#TariffsPause

Friends, fresh GDP data for the U.S. for the first quarter of 2025 has given analysts and investors cause for serious reflection. A modest growth was expected, but instead... a contraction! According to preliminary estimates, the American economy shrank by 0.3% year-on-year. This is the first decline since early 2022 and a real turnaround after robust growth at the end of 2024. What happened and, most importantly, where will the world's main economic locomotive head next?

The main culprit of the unexpected decline is a sharp increase in imports. Goods and services flooded into the U.S. to such an extent that it became the largest "negative" factor for GDP in decades, except for the pandemic period. Imports increased by more than 40%, and economists see a clear signal behind this: businesses and even ordinary Americans rushed to stock up, fearing new tariff barriers that the Trump administration might impose. Essentially, the fear of future import taxes acted as an incentive for preemptive purchases. This could, by the way, have repercussions in the second quarter – as part of the demand has already been realized.

The second blow came from the government.
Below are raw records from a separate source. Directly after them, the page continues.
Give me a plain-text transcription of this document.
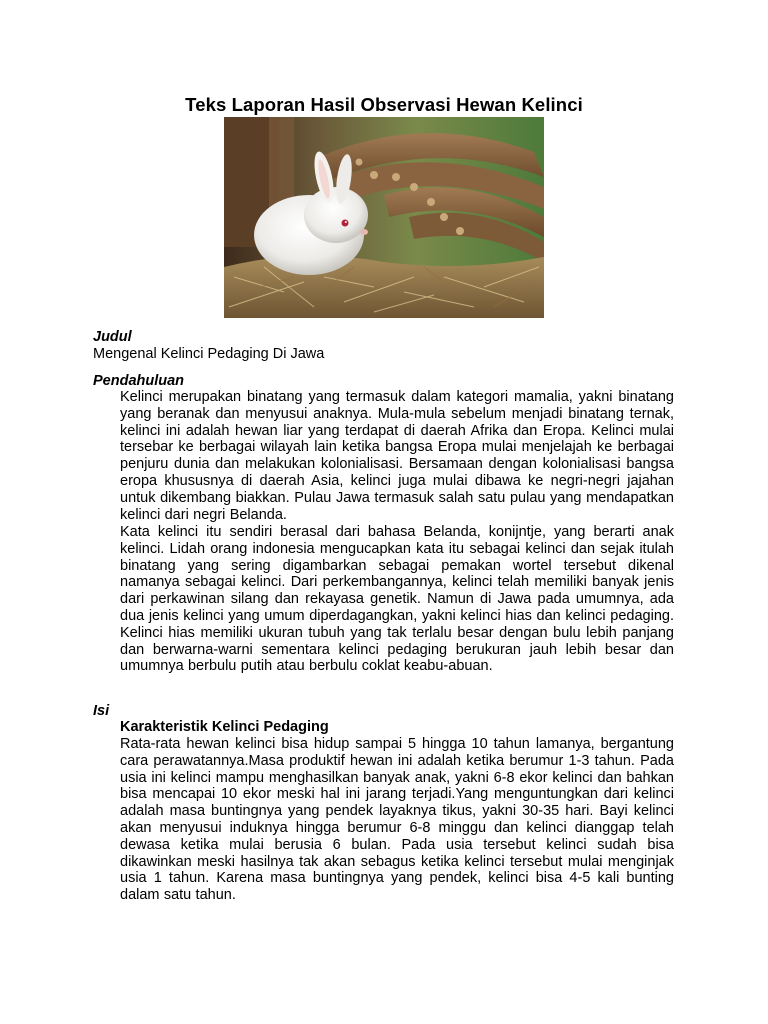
Teks Laporan Hasil Observasi Hewan Kelinci
Judul
Mengenal Kelinci Pedaging Di Jawa
Pendahuluan

Kelinci merupakan binatang yang termasuk dalam kategori mamalia, yakni binatang yang beranak dan menyusui anaknya. Mula-mula sebelum menjadi binatang ternak, kelinci ini adalah hewan liar yang terdapat di daerah Afrika dan Eropa. Kelinci mulai tersebar ke berbagai wilayah lain ketika bangsa Eropa mulai menjelajah ke berbagai penjuru dunia dan melakukan kolonialisasi. Bersamaan dengan kolonialisasi bangsa eropa khususnya di daerah Asia, kelinci juga mulai dibawa ke negri-negri jajahan untuk dikembang biakkan. Pulau Jawa termasuk salah satu pulau yang mendapatkan kelinci dari negri Belanda.

Kata kelinci itu sendiri berasal dari bahasa Belanda, konijntje, yang berarti anak kelinci. Lidah orang indonesia mengucapkan kata itu sebagai kelinci dan sejak itulah binatang yang sering digambarkan sebagai pemakan wortel tersebut dikenal namanya sebagai kelinci. Dari perkembangannya, kelinci telah memiliki banyak jenis dari perkawinan silang dan rekayasa genetik. Namun di Jawa pada umumnya, ada dua jenis kelinci yang umum diperdagangkan, yakni kelinci hias dan kelinci pedaging. Kelinci hias memiliki ukuran tubuh yang tak terlalu besar dengan bulu lebih panjang dan berwarna-warni sementara kelinci pedaging berukuran jauh lebih besar dan umumnya berbulu putih atau berbulu coklat keabu-abuan.

Isi
Karakteristik Kelinci Pedaging

Rata-rata hewan kelinci bisa hidup sampai 5 hingga 10 tahun lamanya, bergantung cara perawatannya.Masa produktif hewan ini adalah ketika berumur 1-3 tahun. Pada usia ini kelinci mampu menghasilkan banyak anak, yakni 6-8 ekor kelinci dan bahkan bisa mencapai 10 ekor meski hal ini jarang terjadi.Yang menguntungkan dari kelinci adalah masa buntingnya yang pendek layaknya tikus, yakni 30-35 hari. Bayi kelinci akan menyusui induknya hingga berumur 6-8 minggu dan kelinci dianggap telah dewasa ketika mulai berusia 6 bulan. Pada usia tersebut kelinci sudah bisa dikawinkan meski hasilnya tak akan sebagus ketika kelinci tersebut mulai menginjak usia 1 tahun. Karena masa buntingnya yang pendek, kelinci bisa 4-5 kali bunting dalam satu tahun.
Government spending has decreased, and it is especially noticeable – in defense. Here, a new structure played a role, something like a Department of Efficiency, which seems to have eagerly taken on optimization. The result is less spending from Washington, although partially compensated by increased spending at the local level, in states and cities.
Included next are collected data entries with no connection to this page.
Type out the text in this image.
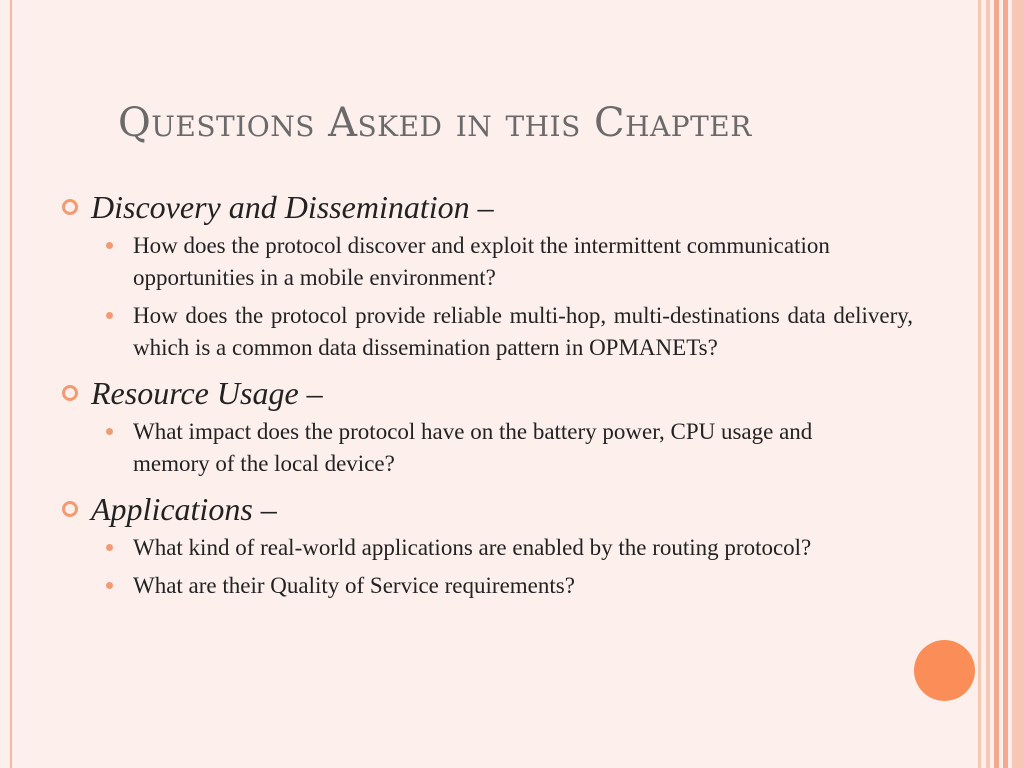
Questions Asked in this Chapter
Discovery and Dissemination –
How does the protocol discover and exploit the intermittent communication opportunities in a mobile environment?
How does the protocol provide reliable multi-hop, multi-destinations data delivery, which is a common data dissemination pattern in OPMANETs?
Resource Usage –
What impact does the protocol have on the battery power, CPU usage and memory of the local device?
Applications –
What kind of real-world applications are enabled by the routing protocol?
What are their Quality of Service requirements?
But not everything is so bleak. Consumer spending – which is the heart of the American economy, accounting for more than two-thirds of total GDP – continued to grow, albeit more slowly than in the previous quarter. People spent more on services – from healthcare to housing, and on some goods as well. In March, there was actually a good increase that pleased analysts. Companies also didn’t sit idle: private investments, especially in inventory and equipment, grew significantly. And here again looms the "tariff ghost" – it seems that businesses were also preparing for potential supply restrictions.

And what about inflation? Here the picture is ambiguous. Prices, in general, continued to creep upward, and the personal consumption index (PCE), which the Federal Reserve closely monitors, also accelerated, especially its core version, which does not account for volatile food and energy prices. This core PCE is the main benchmark for the Fed. And here lies the main headache. If imports have risen due to fears of tariffs, and these tariffs are indeed imposed, prices for many imported goods will inevitably rise, risking to spur inflation again.

This situation puts the Fed at a crossroads. On one hand, a weak economy seems to hint: it's time to consider lowering rates to support activity. Cheap credit is a classic stimulus. On the other hand, inflation, especially core PCE, which confidently remains above the target of 2%, screams: "Don't rush!" Premature easing could simply drive prices even higher and undermine trust in the regulator. If core inflation continues to rise, the Fed may even have to start talking about tightening its rhetoric, despite the GDP slowdown.

Therefore, at the upcoming meeting in May, there is practically no doubt: the rate will remain unchanged, most likely at the level of 5.25-5.50%. The Fed will take a pause. They need more data – to see how prices and the economy will behave in the second quarter. Given the contradictory signals – the population is still spending, but the labor market is already showing signs of slowing down (fresh employment data from ADP also turned out to be weak, adding fuel to the fire of recession fears) – the central bank seems to choose a "wait and see" tactic.

This wait-and-see position may drag on throughout the summer, especially if inflation does not start to convincingly decline. The chances of a rate cut in the second half of the year remain, but only if inflation truly calms down and the economy does not slide into a deep recession. For now, the Fed's main mantra is: patience and vigilance.

Financial markets have already reacted nervously to this news: stocks fell, and government bond yields jumped. This reflects the growing uncertainty: what will happen with trade policy, how inflation will behave, and most importantly – when will the Fed decide to act, and in which direction?

Overall, the first quarter of 2025 served as a serious warning. Ahead are several months when the influence of trade policy, price dynamics, and cautious steps by the Fed will determine the further course of events. Buckle up – turbulence is not excluded.